The United States wants to put more pressure on the Burmese junta

“There is general recognition that the regime needs to feel more pressure,” Derek Chollet, adviser to the US State Department, told AFP.

He notably pointed to the bombardment of a school which killed at least 11 children a few days ago, as well as the execution in July of four political prisoners by the junta which took power in February 2021.

This adviser has, on the sidelines of the UN General Assembly in New York, discussed this week with other governments and with representatives of the “government of national unity” composed of members of the party of the detained former leader Aung San Suu Kyi.
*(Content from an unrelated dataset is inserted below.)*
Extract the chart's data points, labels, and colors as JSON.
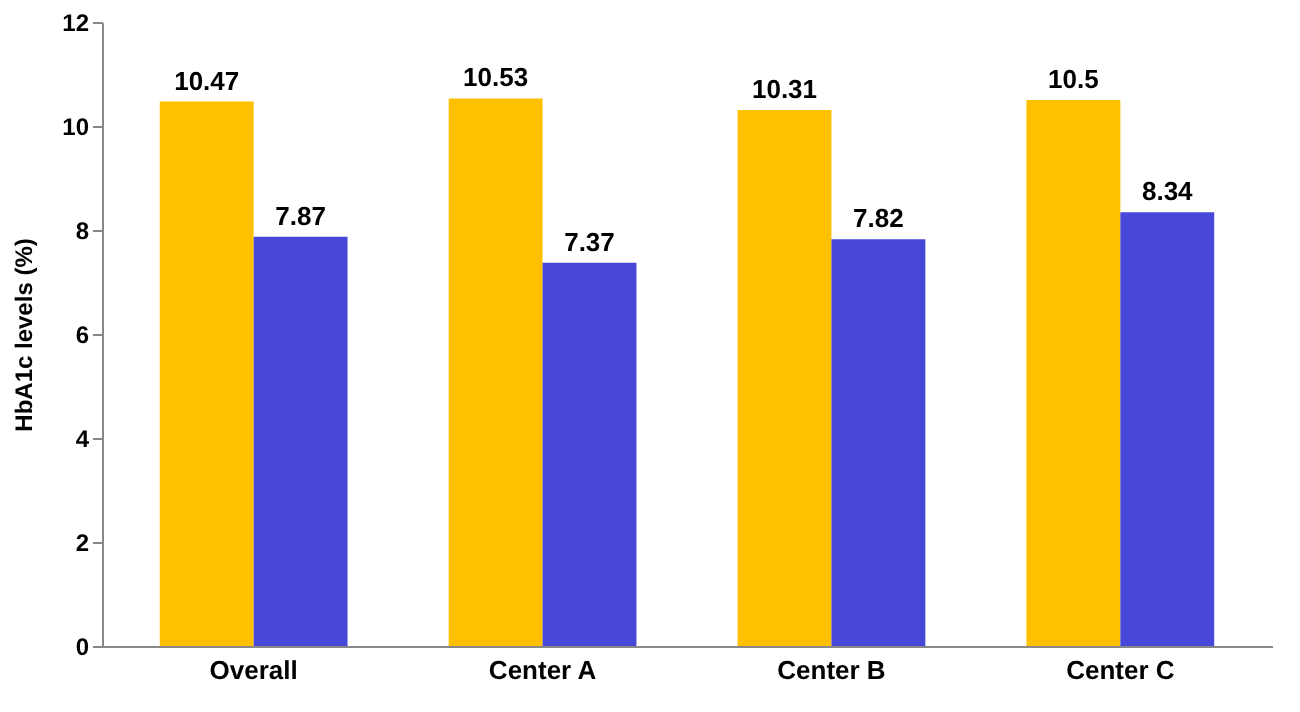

He also spoke remotely with armed groups of ethnic minorities.

He discussed with other countries a possible resolution in the Security Council but the efforts are at “an early stage”.

“We think it is important to try,” he added, noting however that we had to be “realistic” in the face of the veto power of Russia and China, allies of the Burmese military.

The Security Council held a closed meeting on Burma last week.

Derek Chollet on the other hand insisted to other governments that “we should not lend any credibility” to the elections the junta is planning for August 2023. “I told them that we see no chance of these elections being free and just”.

Earlier in the day, Thomas Andrews, United Nations special rapporteur on the situation of human rights in Burma, had estimated that Burma was preparing “rigged” elections, denouncing “fraud”.

After a decade of democracy, Burma descended into bloody conflict after the military overthrew the civilian government of Aung San Suu Kyi in a February 2021 coup.